Dino Ales
Anche se altri, scandagliando la produzione pittorica di Tony Alonzo, hanno rinvenuto in essa alcune chiare ascendenze, come, ad esempio, il surrealismo e la metafisica storiche, a me non sembra contraddittorio se, ad una più attenta lettura, si rinvenga, invece, un legame chiaro, una adesione che non esiterei a definire ideologica alle radici del simbolismo, che, d’altronde, inquadrato in una prospettiva storica più ampia, si colloca lungo una linea che collega il romanticismo al surrealismo.
È stato il simbolismo un momento importante della moderna storia culturale, che anche se poi avrebbe dato origine, attraverso tanti suoi illustri epigoni, a diversi percorsi del pensiero, della poesia e dell’arte contemporanea, aveva un unico motivo fondante nella interpretazione dello spettacolo della realtà, inteso come una rete di simboli, con i quali fosse possibile reinventare il mondo intero. Un nuovo compito veniva assegnato al poeta ed era quello di “decifrare”, non più di “raccontare”.
Evocare a poco a poco un oggetto per mostrare uno stato d’animo, o, inversamente, scegliere un oggetto per ricavarne uno stato d’animo con una serie di “deciframenti”.
Ecco, mi sembra proprio che l’operazione estetica di Tony Alonzo, se si considerano i suoi esiti più apprezzabili, e, comunque, i più coerenti con gli assunti e le intenzioni dell’autore, abbia, come suoi principali temi, da un lato questi suoi “stati d’animo”, che sono poi concetti morali, giudizi, condanne, approvazioni, ripulse, angosce, ansia d’infinito e, dall’altro, gli oggetti, le cose, ovverossia i “simboli”: questi ultimi posti a “decifrare”, se non proprio ad “inverare” quegli stati d’animo dell’Artista, la profondità dei suoi sentimenti, della vita, dell’esistenza stessa.
E’ proprio in questo rapporto bi-direzionale tra oggetti e stati d’animo, in questo sforzo di “deciframento” che, mi pare, consista la tensione di questo far pittura che, tra l’altro, non fa mistero dei suoi intendimenti didascalici.
Anche se il peccato è raffigurato in una mela, come nella litografia “Innocenza e Turbamento”, l’oggetto, la “cosa” sta lì ad indicare la condanna della trasgressione: la mela è un “simbolo”, appunto.

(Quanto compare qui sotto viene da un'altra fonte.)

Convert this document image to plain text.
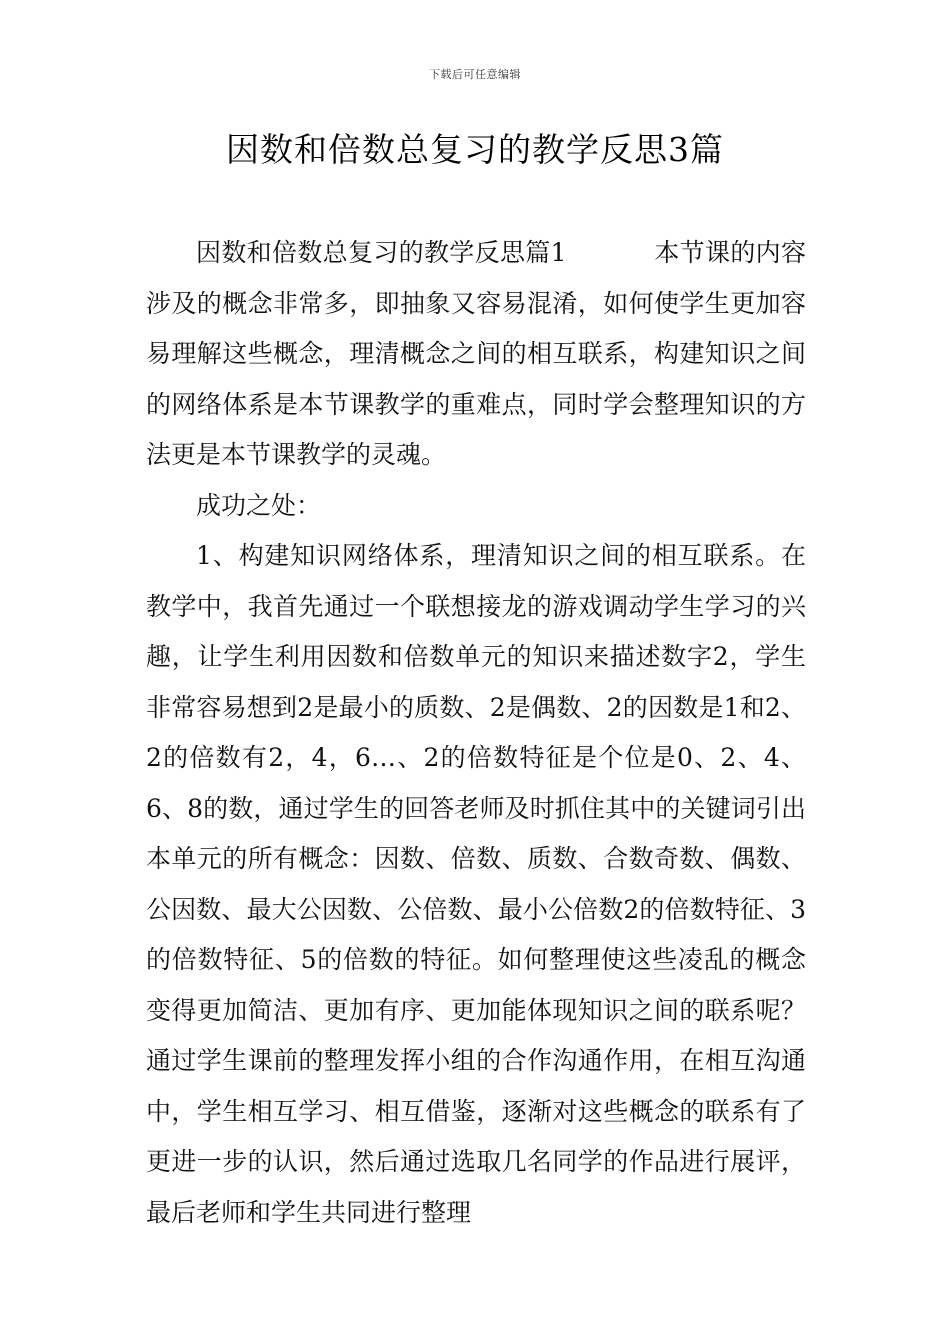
下载后可任意编辑
因数和倍数总复习的教学反思3篇

因数和倍数总复习的教学反思篇1	本节课的内容涉及的概念非常多，即抽象又容易混淆，如何使学生更加容易理解这些概念，理清概念之间的相互联系，构建知识之间的网络体系是本节课教学的重难点，同时学会整理知识的方法更是本节课教学的灵魂。

成功之处：

1、构建知识网络体系，理清知识之间的相互联系。在教学中，我首先通过一个联想接龙的游戏调动学生学习的兴趣，让学生利用因数和倍数单元的知识来描述数字2，学生非常容易想到2是最小的质数、2是偶数、2的因数是1和2、2的倍数有2，4，6…、2的倍数特征是个位是0、2、4、6、8的数，通过学生的回答老师及时抓住其中的关键词引出本单元的所有概念：因数、倍数、质数、合数奇数、偶数、公因数、最大公因数、公倍数、最小公倍数2的倍数特征、3的倍数特征、5的倍数的特征。如何整理使这些凌乱的概念变得更加简洁、更加有序、更加能体现知识之间的联系呢？通过学生课前的整理发挥小组的合作沟通作用，在相互沟通中，学生相互学习、相互借鉴，逐渐对这些概念的联系有了更进一步的认识，然后通过选取几名同学的作品进行展评，最后老师和学生共同进行整理
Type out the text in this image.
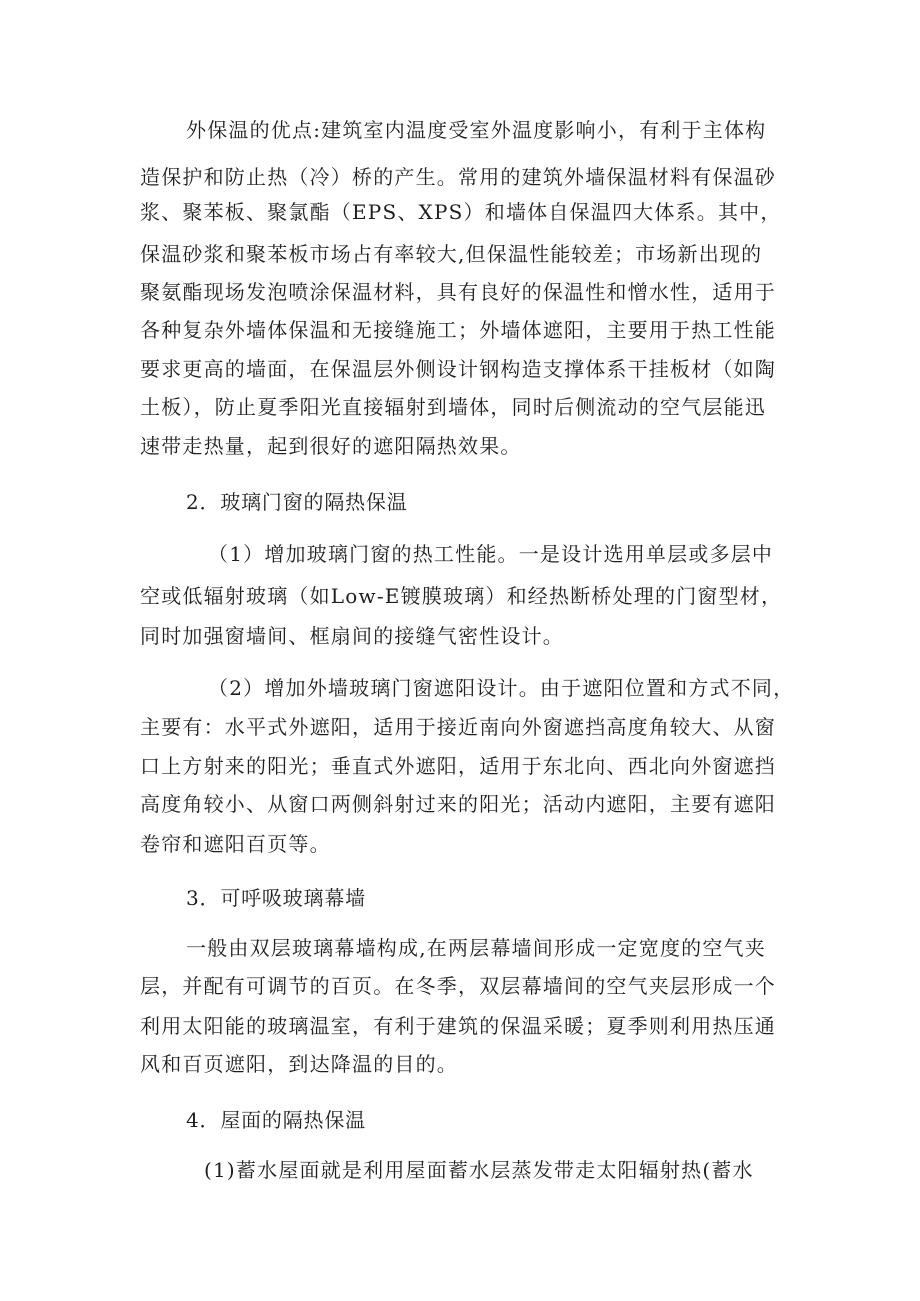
外保温的优点:建筑室内温度受室外温度影响小，有利于主体构
造保护和防止热（冷）桥的产生。常用的建筑外墙保温材料有保温砂
浆、聚苯板、聚氯酯（EPS、XPS）和墙体自保温四大体系。其中，
保温砂浆和聚苯板市场占有率较大,但保温性能较差；市场新出现的
聚氨酯现场发泡喷涂保温材料，具有良好的保温性和憎水性，适用于
各种复杂外墙体保温和无接缝施工；外墙体遮阳，主要用于热工性能
要求更高的墙面，在保温层外侧设计钢构造支撑体系干挂板材（如陶
土板），防止夏季阳光直接辐射到墙体，同时后侧流动的空气层能迅
速带走热量，起到很好的遮阳隔热效果。
2．玻璃门窗的隔热保温
（1）增加玻璃门窗的热工性能。一是设计选用单层或多层中
空或低辐射玻璃（如Low-E镀膜玻璃）和经热断桥处理的门窗型材，
同时加强窗墙间、框扇间的接缝气密性设计。
（2）增加外墙玻璃门窗遮阳设计。由于遮阳位置和方式不同，
主要有：水平式外遮阳，适用于接近南向外窗遮挡高度角较大、从窗
口上方射来的阳光；垂直式外遮阳，适用于东北向、西北向外窗遮挡
高度角较小、从窗口两侧斜射过来的阳光；活动内遮阳，主要有遮阳
卷帘和遮阳百页等。
3．可呼吸玻璃幕墙
一般由双层玻璃幕墙构成,在两层幕墙间形成一定宽度的空气夹
层，并配有可调节的百页。在冬季，双层幕墙间的空气夹层形成一个
利用太阳能的玻璃温室，有利于建筑的保温采暖；夏季则利用热压通
风和百页遮阳，到达降温的目的。
4．屋面的隔热保温
(1)蓄水屋面就是利用屋面蓄水层蒸发带走太阳辐射热(蓄水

Intendimenti didascalici, dicevamo, come ne “La nuova alba”, nella quale non fanno certamente difetto figure, i simboli, per l’appunto, occasioni, strumento, materializzazione di altrettante indicazioni, insegnamenti (il piccolo ignudo che fissa una rosa che cresce nel mezzo di una strada, un sole nascente sull’orizzonte che li illumina e riscalda entrambi, insieme ai resti di vecchi alberi, morenti sul fondo di un prato sassoso).
In Alonzo non ci sembra traspaia ancora una risoluzione, almeno in senso precipuamente religioso, anche lì ci sembra che un misticismo, sia pure innegabile, non fondi su un nocciolo di natura teologica, bensì in una tensione che, se pure di natura morale, è ben radicata in una condizione umana e terrena, la cui trascendenza si compie e si invera, più che nella fede, nel sogno e nella poesia.
Eppure è innegabile che questo procedere per simboli risponda, soprattutto, ad un’ansia metafisica e si conduce ad una concezione dell’arte essenzialmente “rivelativa”, con un ricorso privilegiato a quei simboli (talvolta metafore,vere e proprie allegorie) che costituiscono un richiamo a soggetti a forte connotazione etica (peccato e redenzione, cicli delle ore o delle stagioni o delle età della vita, ecc.)
La natura è quasi assente in queste composizioni: il paesaggio è limitato a luoghi densi di richiami che conducono univocamente verso l’assunto che è posto a tema da dimostrare, a concetto da decifrare, a messaggio da inculcare.
Predomina la figura, particolarmente quella femminile, che assume una importanza emblematica, vista secondo due aspetti, talvolta fusi insieme, quello della donna angelo e quello erotico-sensuale, inteso, mi sembra, se non certamente come diabolico, come in negativo, nel senso di “altro” rispetto al primo.
D’altronde è proprio nella chiave simbolista preferire, così come il generale al particolare, l’irrazionale al razionale, lo spirituale al materiale. E’, in fondo, quella di Alonzo, una sensibilità profondamente utopica, che lo spinge a cercare l’evasione nel mondo del sogno e nella evocazione di situazioni mistiche, che magari egli trae dal suo vissuto, dal profondo della sua memoria, ma sulle quali però aleggia, come un soffio animatore, il desiderio e la speranza che si inverino in un mondo migliore.